MusicWorks Atlanta is now shipping The Guide to MIDI Orchestration, a reference for creating maximum orchestral realism with current technology.
Since its initial release in 1997, Paul Gilreath’s The Guide to MIDI Orchestration has been the premiere text on creating realistic emulations of a symphony orchestra using samplers and computer recording techniques. Recent years have seen huge advances in sampling technology. Likewise, the demands put on the MIDI composer to produce extremely realistic orchestral textures have never been higher. Now in its 3rd edition, The Guide to MIDI Orchestration explains how to merge this ever-expanding technology with the artistry of orchestration to produce the most lifelike recordings possible.
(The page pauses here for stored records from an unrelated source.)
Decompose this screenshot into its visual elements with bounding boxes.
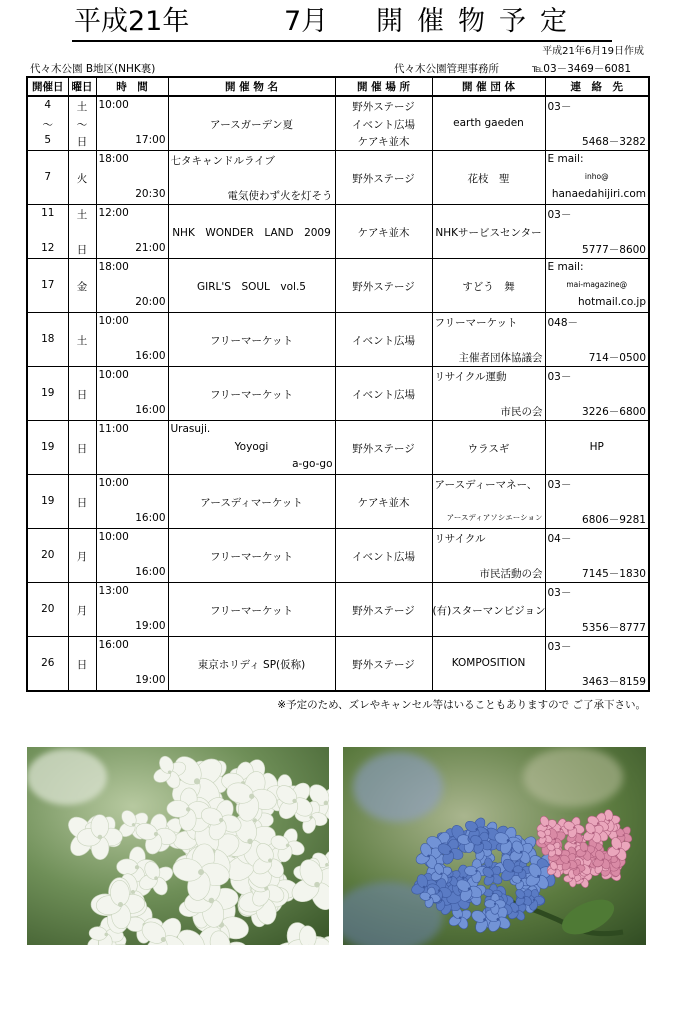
- date-cell: [27, 96, 68, 151]
- date-cell-line: 20: [41, 549, 55, 561]
- date-cell-line: 7: [44, 171, 52, 183]
- table-row: [27, 367, 649, 421]
- day-cell: [68, 259, 96, 313]
- time-cell-line: 11:00: [98, 423, 129, 435]
- event-name-cell: [168, 205, 335, 259]
- day-cell-line: 土: [76, 335, 88, 347]
- organizer-cell: [432, 96, 545, 151]
- event-name-cell: [168, 151, 335, 205]
- date-cell-line: 5: [44, 134, 52, 146]
- place-cell: [335, 367, 432, 421]
- park-name: 代々木公園: [30, 63, 83, 75]
- contact-cell-line: 7145－1830: [582, 568, 646, 580]
- time-cell-line: 16:00: [135, 404, 166, 416]
- event-name-cell: [168, 529, 335, 583]
- organizer-cell: [432, 421, 545, 475]
- table-row: [27, 151, 649, 205]
- time-cell: [96, 637, 168, 692]
- place-cell: [335, 421, 432, 475]
- date-cell: [27, 205, 68, 259]
- disclaimer-note: ※予定のため、ズレやキャンセル等はいることもありますので ご了承下さい。: [277, 699, 646, 711]
- time-cell: [96, 421, 168, 475]
- contact-cell-line: 03－: [547, 587, 572, 599]
- district-name: B地区(NHK裏): [85, 63, 156, 75]
- date-cell: [27, 151, 68, 205]
- date-cell-line: 19: [41, 495, 55, 507]
- place-cell-line: ケアキ並木: [357, 136, 410, 148]
- date-cell-line: 17: [41, 279, 55, 291]
- organizer-cell-line: リサイクル: [434, 533, 486, 545]
- day-cell: [68, 313, 96, 367]
- contact-cell-line: hotmail.co.jp: [578, 296, 646, 308]
- place-cell-line: 野外ステージ: [352, 659, 415, 671]
- event-name-cell-line: フリーマーケット: [209, 335, 294, 347]
- event-name-cell-line: 電気使わず火を灯そう: [227, 190, 333, 202]
- place-cell-line: 野外ステージ: [352, 605, 415, 617]
- organizer-cell-line: すどう 舞: [462, 281, 515, 293]
- day-cell-line: 月: [76, 551, 88, 563]
- event-name-cell: [168, 637, 335, 692]
- time-cell-line: 10:00: [98, 531, 129, 543]
- contact-cell: [545, 205, 649, 259]
- day-cell-line: ～: [76, 119, 88, 131]
- event-name-cell-line: フリーマーケット: [209, 551, 294, 563]
- event-name-cell-line: フリーマーケット: [209, 605, 294, 617]
- contact-cell: [545, 313, 649, 367]
- date-cell-line: ～: [42, 119, 53, 131]
- contact-cell-line: 03－: [547, 641, 572, 653]
- contact-cell-line: 3226－6800: [582, 406, 646, 418]
- created-date: 平成21年6月19日作成: [542, 46, 644, 57]
- time-cell-line: 10:00: [98, 369, 129, 381]
- event-name-cell: [168, 313, 335, 367]
- table-row: [27, 475, 649, 529]
- day-cell: [68, 151, 96, 205]
- contact-cell: [545, 96, 649, 151]
- time-cell-line: 18:00: [98, 261, 129, 273]
- location-info: [30, 61, 155, 76]
- event-name-cell: [168, 475, 335, 529]
- organizer-cell-line: KOMPOSITION: [451, 657, 526, 669]
- organizer-cell-line: 市民の会: [500, 406, 543, 418]
- place-cell-line: ケアキ並木: [357, 497, 410, 509]
- day-cell-line: 金: [76, 281, 88, 293]
- place-cell: [335, 151, 432, 205]
- day-cell: [68, 583, 96, 637]
- place-cell-line: 野外ステージ: [352, 443, 415, 455]
- contact-cell: [545, 475, 649, 529]
- place-cell-line: イベント広場: [352, 551, 415, 563]
- place-cell-line: ケアキ並木: [357, 227, 410, 239]
- time-cell: [96, 313, 168, 367]
- table-row: [27, 259, 649, 313]
- event-name-cell-line: NHK WONDER LAND 2009: [172, 227, 331, 239]
- date-cell-line: 19: [41, 387, 55, 399]
- contact-cell-line: hanaedahijiri.com: [551, 188, 646, 200]
- time-cell-line: 20:00: [135, 296, 166, 308]
- contact-cell-line: 5468－3282: [582, 136, 646, 148]
- contact-cell-line: inho@: [584, 172, 609, 181]
- event-name-cell-line: Urasuji.: [170, 423, 211, 435]
- day-cell-line: 月: [76, 605, 88, 617]
- organizer-cell-line: (有)スターマンビジョン: [432, 605, 546, 617]
- day-cell-line: 日: [76, 244, 88, 256]
- place-cell-line: イベント広場: [352, 335, 415, 347]
- office-name: 代々木公園管理事務所: [394, 63, 499, 75]
- organizer-cell-line: フリーマーケット: [434, 317, 518, 329]
- time-cell-line: 16:00: [135, 350, 166, 362]
- contact-cell: [545, 637, 649, 692]
- event-name-cell-line: Yoyogi: [234, 441, 269, 453]
- place-cell: [335, 583, 432, 637]
- contact-cell: [545, 367, 649, 421]
- table-row: [27, 583, 649, 637]
- contact-cell: [545, 583, 649, 637]
- date-cell-line: 18: [41, 333, 55, 345]
- event-name-cell-line: フリーマーケット: [209, 389, 294, 401]
- table-row: [27, 637, 649, 692]
- event-name-cell-line: GIRL'S SOUL vol.5: [197, 281, 306, 293]
- office-tel: ℡03－3469－6081: [532, 63, 632, 75]
- day-cell: [68, 96, 96, 151]
- event-name-cell-line: a-go-go: [292, 458, 333, 470]
- header-time: 時 間: [96, 77, 168, 96]
- day-cell-line: 日: [76, 659, 88, 671]
- time-cell-line: 10:00: [98, 477, 129, 489]
- organizer-cell: [432, 313, 545, 367]
- table-header-row: [27, 77, 649, 96]
- time-cell-line: 21:00: [135, 242, 166, 254]
- contact-cell-line: HP: [589, 441, 604, 453]
- place-cell: [335, 475, 432, 529]
- time-cell-line: 19:00: [135, 620, 166, 632]
- day-cell: [68, 367, 96, 421]
- date-cell: [27, 637, 68, 692]
- place-cell: [335, 313, 432, 367]
- contact-cell-line: 5777－8600: [582, 244, 646, 256]
- title-month: 7月: [284, 6, 329, 37]
- time-cell: [96, 367, 168, 421]
- day-cell: [68, 205, 96, 259]
- table-row: [27, 529, 649, 583]
- contact-cell-line: 03－: [547, 101, 572, 113]
- contact-cell-line: E mail:: [547, 153, 584, 165]
- place-cell-line: イベント広場: [352, 119, 415, 131]
- date-cell: [27, 367, 68, 421]
- day-cell-line: 土: [76, 209, 88, 221]
- header-date: 開催日: [27, 77, 68, 96]
- day-cell-line: 土: [76, 101, 88, 113]
- event-name-cell-line: 東京ホリディ SP(仮称): [197, 659, 306, 671]
- table-row: [27, 421, 649, 475]
- organizer-cell: [432, 475, 545, 529]
- time-cell-line: 10:00: [98, 315, 129, 327]
- time-cell-line: 10:00: [98, 99, 129, 111]
- time-cell-line: 16:00: [98, 639, 129, 651]
- organizer-cell-line: アースディアソシエーション: [446, 513, 543, 522]
- time-cell-line: 12:00: [98, 207, 129, 219]
- day-cell: [68, 637, 96, 692]
- contact-cell-line: 6806－9281: [582, 514, 646, 526]
- place-cell: [335, 259, 432, 313]
- date-cell-line: 20: [41, 603, 55, 615]
- day-cell: [68, 475, 96, 529]
- organizer-cell: [432, 367, 545, 421]
- place-cell: [335, 205, 432, 259]
- title-year: 平成21年: [74, 6, 190, 37]
- contact-cell-line: 3463－8159: [582, 676, 646, 688]
- place-cell-line: 野外ステージ: [352, 101, 415, 113]
- day-cell: [68, 529, 96, 583]
- day-cell: [68, 421, 96, 475]
- organizer-cell: [432, 637, 545, 692]
- time-cell-line: 17:00: [135, 134, 166, 146]
- day-cell-line: 日: [76, 443, 88, 455]
- date-cell: [27, 583, 68, 637]
- date-cell: [27, 259, 68, 313]
- contact-cell-line: mai-magazine@: [566, 280, 628, 289]
- header-day: 曜日: [68, 77, 96, 96]
- day-cell-line: 日: [76, 389, 88, 401]
- organizer-cell-line: 花枝 聖: [467, 173, 510, 185]
- blue-pink-hydrangea-photo: [343, 747, 646, 945]
- organizer-cell: [432, 529, 545, 583]
- organizer-cell: [432, 205, 545, 259]
- contact-cell-line: E mail:: [547, 261, 584, 273]
- date-cell-line: 4: [44, 99, 52, 111]
- schedule-table: [26, 76, 650, 692]
- organizer-cell-line: earth gaeden: [453, 117, 524, 129]
- time-cell: [96, 259, 168, 313]
- organizer-cell-line: リサイクル運動: [434, 371, 507, 383]
- place-cell: [335, 96, 432, 151]
- event-name-cell: [168, 259, 335, 313]
- place-cell: [335, 637, 432, 692]
- organizer-cell-line: 市民活動の会: [479, 568, 543, 580]
- contact-cell-line: 03－: [547, 371, 572, 383]
- organizer-cell: [432, 151, 545, 205]
- white-hydrangea-photo: [27, 747, 329, 945]
- table-row: [27, 313, 649, 367]
- header-event-name: 開 催 物 名: [168, 77, 335, 96]
- time-cell: [96, 96, 168, 151]
- contact-cell-line: 048－: [547, 317, 579, 329]
- contact-cell: [545, 529, 649, 583]
- day-cell-line: 日: [76, 136, 88, 148]
- time-cell-line: 13:00: [98, 585, 129, 597]
- event-name-cell-line: アースガーデン夏: [210, 119, 293, 131]
- contact-cell: [545, 151, 649, 205]
- time-cell: [96, 583, 168, 637]
- time-cell-line: 20:30: [135, 188, 166, 200]
- organizer-cell-line: ウラスギ: [467, 443, 510, 455]
- date-cell-line: 19: [41, 441, 55, 453]
- event-name-cell: [168, 367, 335, 421]
- date-cell-line: 26: [41, 657, 55, 669]
- date-cell: [27, 421, 68, 475]
- date-cell-line: 12: [41, 242, 55, 254]
- contact-cell: [545, 259, 649, 313]
- date-cell: [27, 313, 68, 367]
- event-name-cell: [168, 96, 335, 151]
- day-cell-line: 日: [76, 497, 88, 509]
- place-cell-line: 野外ステージ: [352, 173, 415, 185]
- contact-cell: [545, 421, 649, 475]
- page-title: [72, 6, 612, 42]
- date-cell: [27, 475, 68, 529]
- time-cell: [96, 151, 168, 205]
- table-row: [27, 205, 649, 259]
- date-cell: [27, 529, 68, 583]
- organizer-cell: [432, 259, 545, 313]
- place-cell: [335, 529, 432, 583]
- event-name-cell-line: アースディマーケット: [200, 497, 303, 509]
- event-name-cell: [168, 583, 335, 637]
- contact-cell-line: 714－0500: [588, 352, 646, 364]
- date-cell-line: 11: [41, 207, 55, 219]
- title-event: 開催物予定: [376, 6, 581, 37]
- day-cell-line: 火: [76, 173, 88, 185]
- organizer-cell-line: NHKサービスセンター: [435, 227, 542, 239]
- time-cell: [96, 529, 168, 583]
- time-cell-line: 19:00: [135, 674, 166, 686]
- time-cell-line: 18:00: [98, 153, 129, 165]
- header-contact: 連 絡 先: [545, 77, 649, 96]
- time-cell-line: 16:00: [135, 566, 166, 578]
- contact-cell-line: 5356－8777: [582, 622, 646, 634]
- place-cell-line: 野外ステージ: [352, 281, 415, 293]
- event-name-cell-line: 七タキャンドルライブ: [170, 155, 275, 167]
- organizer-cell: [432, 583, 545, 637]
- time-cell-line: 16:00: [135, 512, 166, 524]
- organizer-cell-line: アースディーマネー、: [434, 479, 538, 491]
- contact-cell-line: 03－: [547, 209, 572, 221]
- time-cell: [96, 205, 168, 259]
- contact-cell-line: 04－: [547, 533, 572, 545]
- contact-cell-line: 03－: [547, 479, 572, 491]
- organizer-cell-line: 主催者団体協議会: [458, 352, 543, 364]
- table-row: [27, 96, 649, 151]
- header-place: 開 催 場 所: [335, 77, 432, 96]
- event-name-cell: [168, 421, 335, 475]
- time-cell: [96, 475, 168, 529]
- place-cell-line: イベント広場: [352, 389, 415, 401]
- header-organizer: 開 催 団 体: [432, 77, 545, 96]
“As sampling technology has changed over the last four years, the MIDI composer now has many new tools at his disposal. The large number of high quality orchestral libraries, plug-ins, and software samplers currently available can greatly increase the potential realism, but the process of putting the composition together can be overwhelming,” states Paul Gilreath, author and president of MusicWorks Atlanta. “In writing this book, I have tried to present MIDI orchestration in a methodical manner, so that it becomes a less complicated process for the end user.”
The book is written for composers, arrangers and MIDI musicians of all levels and will be helpful to game composers, film and television composers, traditional orchestral composers, teachers, instructors and the serious hobbyist. The Guide to MIDI Orchestration is a one-of-a-kind text that includes orchestration techniques and how to implement them into the MIDI environment, helping composers achieve successful and realistic MIDI orchestrations.
Detailed information on each instrument’s timbre, range and uses is included. Specific orchestration techniques are discussed, including how to use the various instruments for accompaniment and melody, how to approach an orchestration from the ground up and how to achieve balance and interest within the orchestration. Gilreath then translates these elements into the MIDI and sampling environment, providing a clear and precise approach that will allow the reader to employ the necessary techniques with assurance. Chapters on studio setup and requirements, effects processing and plug-in considerations, DAW choices and mixing guidelines highlight the text. Included are detailed reviews and recommendations of the major orchestral libraries. Insightful interviews with industry heavyweights including mastering engineers Bob Katz and Bob Ludwig, library developers Eric Persing, Doug Rogers, Gary Garritan and Herb Tucmadl, and many working composers provide useful, real-world knowledge that can be implemented into your work on a daily basis.